The valley people of the Andes, farm an incredible number of varieties of potatoes, the most varieties found anywhere in the world; the high quality avocados; the delicious yucca, known as cassavas in other parts of the world; maize grown primarily for human and cattle subsistence; and the nutrient-rich quinoa, as well as other root and garden plants are all grown in the mountain valleys. Coffee is also grown in the Loja valley of the Southern Andes. Most of the coffee is exported. Brazilians and Colombians are the major coffee producers, exporters, and java drinkers in South America. Ecuadorians are generally not coffee drinkers. Tea is the national hot drink beverage of choice.

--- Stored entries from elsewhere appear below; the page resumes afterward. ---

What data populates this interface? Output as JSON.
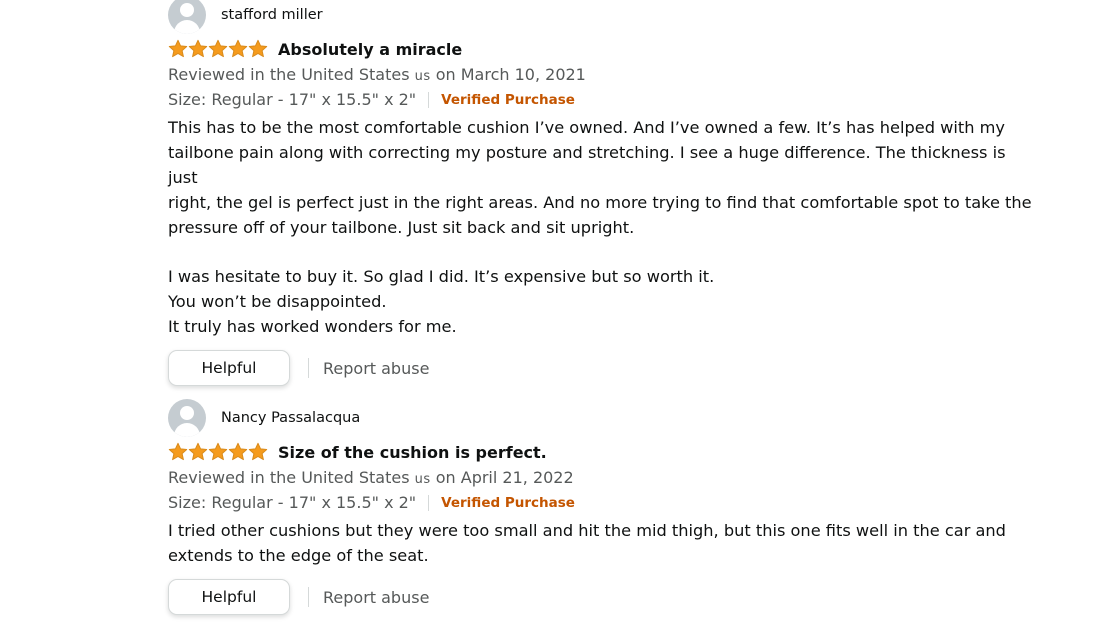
{
  "colors": {
    "star": "#f59b1d",
    "star_outline": "#d98b1c",
    "verified": "#c45500",
    "muted_text": "#565959",
    "text": "#0f1111",
    "avatar_bg": "#c5ccd1"
  },
  "reviews": [
    {
      "profile_name": "stafford miller",
      "avatar_icon": "user-avatar-icon",
      "rating": 5,
      "rating_max": 5,
      "title": "Absolutely a miracle",
      "reviewed_in_prefix": "Reviewed in the United States",
      "country_code": "us",
      "date_text": "on March 10, 2021",
      "size_text": "Size: Regular - 17\" x 15.5\" x 2\"",
      "verified_label": "Verified Purchase",
      "body": {
        "p1": "This has to be the most comfortable cushion I’ve owned. And I’ve owned a few. It’s has helped with my",
        "p2": "tailbone pain along with correcting my posture and stretching. I see a huge difference. The thickness is just",
        "p3": "right, the gel is perfect just in the right areas. And no more trying to find that comfortable spot to take the",
        "p4": "pressure off of your tailbone. Just sit back and sit upright.",
        "p5": "I was hesitate to buy it. So glad I did. It’s expensive but so worth it.",
        "p6": "You won’t be disappointed.",
        "p7": "It truly has worked wonders for me."
      },
      "helpful_label": "Helpful",
      "report_label": "Report abuse"
    },
    {
      "profile_name": "Nancy Passalacqua",
      "avatar_icon": "user-avatar-icon",
      "rating": 5,
      "rating_max": 5,
      "title": "Size of the cushion is perfect.",
      "reviewed_in_prefix": "Reviewed in the United States",
      "country_code": "us",
      "date_text": "on April 21, 2022",
      "size_text": "Size: Regular - 17\" x 15.5\" x 2\"",
      "verified_label": "Verified Purchase",
      "body": {
        "p1": "I tried other cushions but they were too small and hit the mid thigh, but this one fits well in the car and",
        "p2": "extends to the edge of the seat."
      },
      "helpful_label": "Helpful",
      "report_label": "Report abuse"
    }
  ]
}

Snow does not visit the valley people of the Ecuadorian Andes, which may seem surprising to people living in the northern latitudes of the Rockies, Smoky Mountains, or Swiss Alps. However, because of Ecuador’s proximity to the Equator, the Andes valleys have a relatively consistent spring-like climate the year-round, if the definition of “spring-like” is defined with the spring weather associated with the northern United States. The Andes are also the home of the photographic llamas and alpacas, which are primarily found in Ecuador and northern Peru.

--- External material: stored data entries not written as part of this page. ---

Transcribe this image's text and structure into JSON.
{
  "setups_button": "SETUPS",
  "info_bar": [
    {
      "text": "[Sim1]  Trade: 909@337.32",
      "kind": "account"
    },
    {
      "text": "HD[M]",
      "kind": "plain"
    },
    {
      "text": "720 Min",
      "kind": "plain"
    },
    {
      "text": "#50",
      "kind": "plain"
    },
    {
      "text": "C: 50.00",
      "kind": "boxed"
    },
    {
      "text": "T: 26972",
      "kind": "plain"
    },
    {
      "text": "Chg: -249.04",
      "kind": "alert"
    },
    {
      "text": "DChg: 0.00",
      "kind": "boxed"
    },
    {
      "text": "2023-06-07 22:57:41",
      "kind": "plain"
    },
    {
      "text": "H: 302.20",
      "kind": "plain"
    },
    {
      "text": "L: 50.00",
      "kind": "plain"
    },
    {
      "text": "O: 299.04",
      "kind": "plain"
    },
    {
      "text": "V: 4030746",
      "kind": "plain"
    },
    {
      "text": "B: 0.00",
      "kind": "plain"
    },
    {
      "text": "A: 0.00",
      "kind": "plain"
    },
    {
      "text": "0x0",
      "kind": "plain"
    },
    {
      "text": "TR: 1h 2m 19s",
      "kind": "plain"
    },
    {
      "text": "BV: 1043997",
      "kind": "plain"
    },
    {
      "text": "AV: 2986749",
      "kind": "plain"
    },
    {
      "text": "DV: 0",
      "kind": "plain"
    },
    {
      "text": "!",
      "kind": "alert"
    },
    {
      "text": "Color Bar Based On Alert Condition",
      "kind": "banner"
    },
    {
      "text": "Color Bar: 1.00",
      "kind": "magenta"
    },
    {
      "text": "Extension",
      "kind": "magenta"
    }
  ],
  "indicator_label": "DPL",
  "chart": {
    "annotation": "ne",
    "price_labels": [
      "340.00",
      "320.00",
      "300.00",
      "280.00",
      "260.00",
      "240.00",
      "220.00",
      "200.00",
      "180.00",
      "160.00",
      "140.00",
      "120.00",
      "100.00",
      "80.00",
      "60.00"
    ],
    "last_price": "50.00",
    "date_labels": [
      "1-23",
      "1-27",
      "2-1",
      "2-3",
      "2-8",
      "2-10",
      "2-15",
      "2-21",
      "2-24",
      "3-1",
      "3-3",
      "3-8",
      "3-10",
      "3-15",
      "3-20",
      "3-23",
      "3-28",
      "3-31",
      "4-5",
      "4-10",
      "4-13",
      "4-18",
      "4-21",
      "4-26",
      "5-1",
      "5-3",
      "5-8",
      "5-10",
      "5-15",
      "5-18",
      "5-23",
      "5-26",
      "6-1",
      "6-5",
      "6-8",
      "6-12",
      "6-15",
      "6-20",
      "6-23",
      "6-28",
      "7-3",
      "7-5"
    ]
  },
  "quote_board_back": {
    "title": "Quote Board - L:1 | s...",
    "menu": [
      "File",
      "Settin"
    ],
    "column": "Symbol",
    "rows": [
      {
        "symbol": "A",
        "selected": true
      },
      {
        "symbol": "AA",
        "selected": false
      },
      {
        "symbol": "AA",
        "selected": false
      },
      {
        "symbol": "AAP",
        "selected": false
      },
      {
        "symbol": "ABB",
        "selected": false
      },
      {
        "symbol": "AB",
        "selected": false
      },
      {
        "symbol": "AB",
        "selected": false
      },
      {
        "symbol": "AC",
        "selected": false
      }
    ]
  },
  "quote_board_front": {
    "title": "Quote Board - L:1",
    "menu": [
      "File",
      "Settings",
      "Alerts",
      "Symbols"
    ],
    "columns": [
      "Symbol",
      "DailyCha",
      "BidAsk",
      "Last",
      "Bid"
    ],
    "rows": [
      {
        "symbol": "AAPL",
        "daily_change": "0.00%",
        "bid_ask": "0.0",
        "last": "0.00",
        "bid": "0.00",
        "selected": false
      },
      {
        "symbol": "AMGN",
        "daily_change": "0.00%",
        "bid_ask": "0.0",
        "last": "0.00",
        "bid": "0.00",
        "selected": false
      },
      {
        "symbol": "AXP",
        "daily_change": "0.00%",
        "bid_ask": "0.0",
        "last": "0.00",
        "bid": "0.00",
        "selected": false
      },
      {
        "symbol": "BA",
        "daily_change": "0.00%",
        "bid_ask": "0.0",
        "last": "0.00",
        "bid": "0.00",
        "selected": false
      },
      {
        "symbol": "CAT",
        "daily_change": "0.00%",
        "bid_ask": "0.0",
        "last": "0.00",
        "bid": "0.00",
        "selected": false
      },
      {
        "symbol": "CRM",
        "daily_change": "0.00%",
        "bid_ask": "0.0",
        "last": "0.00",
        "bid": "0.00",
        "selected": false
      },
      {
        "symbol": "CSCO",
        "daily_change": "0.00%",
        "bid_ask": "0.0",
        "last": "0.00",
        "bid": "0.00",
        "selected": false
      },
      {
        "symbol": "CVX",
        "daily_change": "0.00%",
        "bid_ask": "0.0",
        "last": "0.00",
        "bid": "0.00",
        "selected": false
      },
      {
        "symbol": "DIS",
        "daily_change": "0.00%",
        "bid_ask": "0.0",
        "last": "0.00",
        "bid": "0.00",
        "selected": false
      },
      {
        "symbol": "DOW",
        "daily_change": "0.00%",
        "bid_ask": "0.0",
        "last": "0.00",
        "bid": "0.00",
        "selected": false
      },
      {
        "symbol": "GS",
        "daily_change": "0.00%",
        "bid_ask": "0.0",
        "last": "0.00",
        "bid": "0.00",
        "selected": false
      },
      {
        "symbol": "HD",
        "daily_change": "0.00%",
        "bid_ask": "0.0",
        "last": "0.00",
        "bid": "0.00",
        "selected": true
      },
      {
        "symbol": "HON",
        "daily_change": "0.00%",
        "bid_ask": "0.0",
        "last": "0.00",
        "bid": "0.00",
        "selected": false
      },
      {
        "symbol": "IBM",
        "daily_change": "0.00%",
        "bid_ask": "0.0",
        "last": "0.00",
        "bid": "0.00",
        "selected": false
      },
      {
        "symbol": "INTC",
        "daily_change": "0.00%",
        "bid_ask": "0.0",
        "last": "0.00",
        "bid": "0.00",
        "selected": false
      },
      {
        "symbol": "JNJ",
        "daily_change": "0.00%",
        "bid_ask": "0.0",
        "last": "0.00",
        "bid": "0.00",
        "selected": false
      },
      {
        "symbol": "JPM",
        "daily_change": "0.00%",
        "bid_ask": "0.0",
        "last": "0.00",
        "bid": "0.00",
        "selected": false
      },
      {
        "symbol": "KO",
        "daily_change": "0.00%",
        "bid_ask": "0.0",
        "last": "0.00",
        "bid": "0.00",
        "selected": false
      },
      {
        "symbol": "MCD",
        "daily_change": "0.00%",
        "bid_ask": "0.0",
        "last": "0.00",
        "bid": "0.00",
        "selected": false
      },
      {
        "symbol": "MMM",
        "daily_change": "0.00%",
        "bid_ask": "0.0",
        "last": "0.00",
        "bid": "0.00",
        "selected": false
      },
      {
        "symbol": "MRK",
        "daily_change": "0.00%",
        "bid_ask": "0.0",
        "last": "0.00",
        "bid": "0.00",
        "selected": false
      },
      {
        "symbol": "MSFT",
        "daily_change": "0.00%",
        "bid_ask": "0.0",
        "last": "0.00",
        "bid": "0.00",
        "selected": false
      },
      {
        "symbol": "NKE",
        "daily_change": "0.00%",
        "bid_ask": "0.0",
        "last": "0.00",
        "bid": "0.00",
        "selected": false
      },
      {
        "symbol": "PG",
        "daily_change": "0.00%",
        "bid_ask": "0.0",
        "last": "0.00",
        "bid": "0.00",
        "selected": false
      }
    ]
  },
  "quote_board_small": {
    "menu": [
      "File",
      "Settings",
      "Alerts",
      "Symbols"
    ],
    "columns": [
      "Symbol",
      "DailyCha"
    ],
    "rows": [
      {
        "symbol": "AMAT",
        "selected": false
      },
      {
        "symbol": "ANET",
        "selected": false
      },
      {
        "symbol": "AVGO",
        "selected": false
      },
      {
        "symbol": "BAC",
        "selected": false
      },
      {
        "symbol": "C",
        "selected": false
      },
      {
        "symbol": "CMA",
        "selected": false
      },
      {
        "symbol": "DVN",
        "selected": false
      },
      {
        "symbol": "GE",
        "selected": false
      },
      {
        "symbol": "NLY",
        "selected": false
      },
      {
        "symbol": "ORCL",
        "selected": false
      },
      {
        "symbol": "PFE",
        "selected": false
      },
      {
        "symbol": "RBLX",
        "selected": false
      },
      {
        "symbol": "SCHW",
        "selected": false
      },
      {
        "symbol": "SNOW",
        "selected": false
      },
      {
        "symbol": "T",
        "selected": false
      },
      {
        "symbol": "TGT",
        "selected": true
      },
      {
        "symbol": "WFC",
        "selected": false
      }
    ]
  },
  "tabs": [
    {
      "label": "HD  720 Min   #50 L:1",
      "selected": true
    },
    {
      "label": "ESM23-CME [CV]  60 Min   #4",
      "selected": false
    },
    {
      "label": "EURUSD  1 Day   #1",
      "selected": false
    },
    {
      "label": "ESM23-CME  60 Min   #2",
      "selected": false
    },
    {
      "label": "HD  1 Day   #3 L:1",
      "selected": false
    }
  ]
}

The rivers of the Andes are generally narrow and treacherous due to the many rapids and to the steep declination in the eastward flow to the Amazon River on the east side of the Andes. While the rivers on the west side of the Andes flow westerly to the Pacific Ocean. The Andes, therefore, serve as the continental divide for South America.

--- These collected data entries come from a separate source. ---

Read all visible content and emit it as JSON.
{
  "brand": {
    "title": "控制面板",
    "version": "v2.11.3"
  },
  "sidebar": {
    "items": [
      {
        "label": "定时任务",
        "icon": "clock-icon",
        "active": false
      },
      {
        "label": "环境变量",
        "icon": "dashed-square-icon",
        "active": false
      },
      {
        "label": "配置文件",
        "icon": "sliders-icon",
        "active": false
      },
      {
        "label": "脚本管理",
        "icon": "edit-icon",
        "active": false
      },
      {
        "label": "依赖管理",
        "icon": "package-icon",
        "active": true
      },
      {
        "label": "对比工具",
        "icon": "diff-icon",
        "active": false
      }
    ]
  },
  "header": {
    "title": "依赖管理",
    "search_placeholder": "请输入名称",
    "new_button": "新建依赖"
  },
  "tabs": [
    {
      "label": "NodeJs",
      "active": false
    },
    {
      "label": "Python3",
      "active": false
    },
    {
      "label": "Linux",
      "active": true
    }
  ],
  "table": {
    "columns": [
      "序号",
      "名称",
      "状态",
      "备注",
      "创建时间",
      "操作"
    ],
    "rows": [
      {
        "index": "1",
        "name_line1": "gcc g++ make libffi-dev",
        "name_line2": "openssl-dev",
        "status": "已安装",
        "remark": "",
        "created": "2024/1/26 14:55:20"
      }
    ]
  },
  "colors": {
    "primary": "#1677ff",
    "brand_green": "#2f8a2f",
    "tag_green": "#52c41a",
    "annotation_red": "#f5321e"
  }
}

La Oriente (The East), La Amazonia

La Amazonia
La Amazonia

When I first came to Ecuador, I wondered why a part of Ecuador was called, The Orient. I wondered what this region had in common with the Far East. Well, actually not a thing, other than direction. It simply means, “The East”, in other words, the area of Ecuador which lies east of the Andes. This area is part of the mammoth tropical rainforests of the Amazon, which extends into Ecuador. Like all tropical rainforests, the climate is very hot and humid, with dense vegetation. Only three percent of the population lives in El Oriente. Most of the area has been set aside for massive national parks, as well as lands for the indigenous, some of whom still live in remote isolation, and live as their ancestors did in Neolithic times. 

Recently, the Ecuadorian government’s approval to increase mining activities and oil drilling in El Oriente has environmental activists claiming that such government actions are a threat both to the eco-system of the Amazons and to the indigenous ways of life as well. The government retorts that both the environment and the indigenous cultures are being protected. Of the four zones in which Ecuador is divided, the Amazonas are the least vulnerable to earthquakes.

Ecuador: A Virtual Garden of Eden:

As you can see, the incredible number of bio-spheres in one small country is astounding in itself, making Ecuador the 17th mega-diverse country in the world. When one considers that many of the higher-ranked countries like the United States are immensely larger than Ecuador, Ecuador’s bio-diversity is truly amazing. Such ecological variations result in major diversity in animal and in fauna groups as well. Ecuador has 1,600 bird species, of which thirty-eight species are endemic to the Galapagos alone. All together, fifteen percent of the world’s bird population lives in Ecuador. The country also contains over 6,000 species of butterflies. Ecuador is very popular among bird and butterfly fanciers. There are 106 species of reptiles that are native to Ecuador, and 138 species of amphibians. Over 16,000 species of plants are found in Ecuador as well. New species of animals and fauna continue to be discovered on an almost annual basis in Ecuador. The beauty of this small South American country certainly is not the main reason why many expats may settle in Ecuador, although it often-times is the primary reason why many tourists visit the country. Nevertheless, the awe-inspiring landscape of Ecuador certainly figures as one of the reasons why a number of expats are motivated to make Ecuador their home.